Adhering to the Law: Ensuring Vendor Compliance

Jeannine LeCompte, Compliance Research Specialist

The third element of the Office of the Inspector General’s (OIG) seven elements of a compliance program includes a stipulation that all vendors serving a Medicare- and Medicaid-using Skilled Nursing Facility (SNF) are compliant with all rules and regulations. Ensuring this compliance is the legal duty of the SNF, and any failures in this duty can have serious consequences for the facility.

The first step in ensuring vendor compliance is to check the vendor’s status against the OIG’s list of debarred contractors, which can be done online at the System for Award Management’s (SAM) website, https://www.sam.gov/. A vendor is placed on the debarred contractor list for any offense involving fraud or other behavior likely to result in the misuse or misallocation of Medicare or Medicaid funds.

The SAM list continually updates its active exclusions, so a single check is not regarded as compliance. SNFs must have a process in place to regularly check their vendors against the SAM list. In addition, SNFs must also check the vendor owner names against the OIG’s employee exclusion list at https://exclusions.oig.hhs.gov, as vendor companies owned by excluded individuals are also noncompliant.

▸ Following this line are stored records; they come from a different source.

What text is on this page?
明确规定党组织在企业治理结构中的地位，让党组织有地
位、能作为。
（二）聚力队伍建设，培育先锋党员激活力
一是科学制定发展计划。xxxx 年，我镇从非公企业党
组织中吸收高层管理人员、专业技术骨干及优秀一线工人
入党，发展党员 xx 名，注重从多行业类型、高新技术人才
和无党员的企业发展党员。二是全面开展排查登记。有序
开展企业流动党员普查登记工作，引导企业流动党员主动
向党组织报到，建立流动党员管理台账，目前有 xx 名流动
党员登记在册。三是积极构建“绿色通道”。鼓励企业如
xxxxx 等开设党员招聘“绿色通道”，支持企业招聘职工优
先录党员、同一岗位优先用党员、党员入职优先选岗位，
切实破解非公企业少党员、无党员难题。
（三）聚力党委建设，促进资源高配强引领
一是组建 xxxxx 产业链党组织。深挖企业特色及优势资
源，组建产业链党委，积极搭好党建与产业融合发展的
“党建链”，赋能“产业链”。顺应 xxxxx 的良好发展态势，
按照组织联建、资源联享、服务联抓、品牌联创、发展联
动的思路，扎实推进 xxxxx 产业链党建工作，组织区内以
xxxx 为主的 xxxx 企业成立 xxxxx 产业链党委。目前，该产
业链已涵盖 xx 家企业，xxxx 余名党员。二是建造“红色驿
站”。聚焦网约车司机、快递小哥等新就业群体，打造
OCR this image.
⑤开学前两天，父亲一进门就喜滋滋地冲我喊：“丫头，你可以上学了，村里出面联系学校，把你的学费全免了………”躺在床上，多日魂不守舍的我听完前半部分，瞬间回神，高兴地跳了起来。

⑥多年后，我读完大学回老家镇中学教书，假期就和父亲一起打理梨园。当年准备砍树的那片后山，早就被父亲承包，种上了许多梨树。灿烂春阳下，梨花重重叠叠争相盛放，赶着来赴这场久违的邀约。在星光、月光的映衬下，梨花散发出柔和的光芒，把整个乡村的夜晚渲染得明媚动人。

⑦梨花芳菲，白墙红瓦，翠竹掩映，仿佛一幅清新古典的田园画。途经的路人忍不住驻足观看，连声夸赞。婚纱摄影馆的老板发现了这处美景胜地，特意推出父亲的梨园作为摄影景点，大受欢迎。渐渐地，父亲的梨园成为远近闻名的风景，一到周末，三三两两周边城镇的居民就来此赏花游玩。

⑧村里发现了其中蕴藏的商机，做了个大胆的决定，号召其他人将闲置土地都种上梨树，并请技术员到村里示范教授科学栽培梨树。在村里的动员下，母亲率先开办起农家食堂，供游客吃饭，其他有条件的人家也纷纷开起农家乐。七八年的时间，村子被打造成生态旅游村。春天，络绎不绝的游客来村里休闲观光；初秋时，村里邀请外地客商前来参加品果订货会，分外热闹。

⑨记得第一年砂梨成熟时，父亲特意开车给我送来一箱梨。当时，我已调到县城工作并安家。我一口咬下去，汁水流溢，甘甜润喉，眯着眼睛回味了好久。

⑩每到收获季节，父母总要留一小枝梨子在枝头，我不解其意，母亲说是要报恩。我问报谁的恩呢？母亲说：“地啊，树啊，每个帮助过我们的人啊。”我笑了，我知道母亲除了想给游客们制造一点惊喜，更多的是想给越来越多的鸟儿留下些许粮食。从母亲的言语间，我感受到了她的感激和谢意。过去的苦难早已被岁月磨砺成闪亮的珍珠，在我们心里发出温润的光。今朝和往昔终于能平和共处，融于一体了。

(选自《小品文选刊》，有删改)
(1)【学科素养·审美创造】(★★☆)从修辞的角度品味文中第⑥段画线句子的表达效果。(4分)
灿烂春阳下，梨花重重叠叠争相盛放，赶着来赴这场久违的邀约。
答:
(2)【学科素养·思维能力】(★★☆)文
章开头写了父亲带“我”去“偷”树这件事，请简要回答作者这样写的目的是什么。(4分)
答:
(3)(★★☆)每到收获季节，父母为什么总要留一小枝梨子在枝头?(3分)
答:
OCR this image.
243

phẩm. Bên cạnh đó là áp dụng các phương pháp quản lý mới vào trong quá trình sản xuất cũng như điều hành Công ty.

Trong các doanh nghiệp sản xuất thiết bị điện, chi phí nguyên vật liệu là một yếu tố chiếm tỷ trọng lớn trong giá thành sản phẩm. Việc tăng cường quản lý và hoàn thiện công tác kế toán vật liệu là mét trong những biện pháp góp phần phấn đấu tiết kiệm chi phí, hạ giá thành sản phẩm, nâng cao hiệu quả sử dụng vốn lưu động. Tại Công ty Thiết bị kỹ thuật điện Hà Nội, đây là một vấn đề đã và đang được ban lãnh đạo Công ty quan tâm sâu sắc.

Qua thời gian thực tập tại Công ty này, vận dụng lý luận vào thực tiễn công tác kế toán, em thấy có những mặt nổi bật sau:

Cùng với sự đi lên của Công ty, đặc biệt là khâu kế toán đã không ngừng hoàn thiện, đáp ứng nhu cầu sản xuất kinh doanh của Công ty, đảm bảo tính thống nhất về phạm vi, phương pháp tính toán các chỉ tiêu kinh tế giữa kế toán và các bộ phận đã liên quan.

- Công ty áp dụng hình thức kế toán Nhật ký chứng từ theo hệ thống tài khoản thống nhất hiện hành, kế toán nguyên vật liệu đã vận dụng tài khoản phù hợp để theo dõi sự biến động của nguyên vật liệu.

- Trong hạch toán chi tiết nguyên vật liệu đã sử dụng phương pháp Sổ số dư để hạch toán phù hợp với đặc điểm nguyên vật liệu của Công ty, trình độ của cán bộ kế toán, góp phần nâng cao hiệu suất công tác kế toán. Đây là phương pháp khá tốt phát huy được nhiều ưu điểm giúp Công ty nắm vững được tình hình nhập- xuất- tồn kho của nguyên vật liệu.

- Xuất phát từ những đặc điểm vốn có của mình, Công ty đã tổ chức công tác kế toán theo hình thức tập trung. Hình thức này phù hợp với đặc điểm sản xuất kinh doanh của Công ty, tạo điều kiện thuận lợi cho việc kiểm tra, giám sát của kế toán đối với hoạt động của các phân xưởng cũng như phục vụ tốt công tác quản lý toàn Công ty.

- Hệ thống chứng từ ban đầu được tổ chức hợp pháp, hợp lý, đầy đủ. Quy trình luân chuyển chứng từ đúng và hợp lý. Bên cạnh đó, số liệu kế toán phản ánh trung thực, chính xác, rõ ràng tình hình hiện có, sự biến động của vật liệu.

SNF records should show that the vendors have been checked for compliance with all rules relating to the Code of Conduct, Conflict of Interest regulations, the Anti-Kickback Statute, and the Deficit Reduction Act in states where this is required. Vendor details and attestations in this regard must be kept current and on file, ready for inspection by the OIG. In addition, all business associate agreements must be current, signed, and on file.

SNFs should also have an established process in place to ensure that all vendor and other third-party agreements are managed consistently with the terms of the agreement between the parties. This process must contain a document review and interviews to ensure there is communication between the developers of the agreements and facility level personnel who manage the day-to-day interactions with the vendor.

SNFs should also have a policy on how often screenings are required to be done by a vendor, and a stipulation requiring third parties to produce proof that they are checking their own employees for compliance.

Finally, SNFs must ensure that they have auditable evidence in their files to show that all contractors are being screened pursuant to contractual requirements. This includes “downstream” (or second or third level contractors) who may be supplying the main vendor. Checking vendor compliance can be an onerous task, but failure to do so can have serious legal consequences.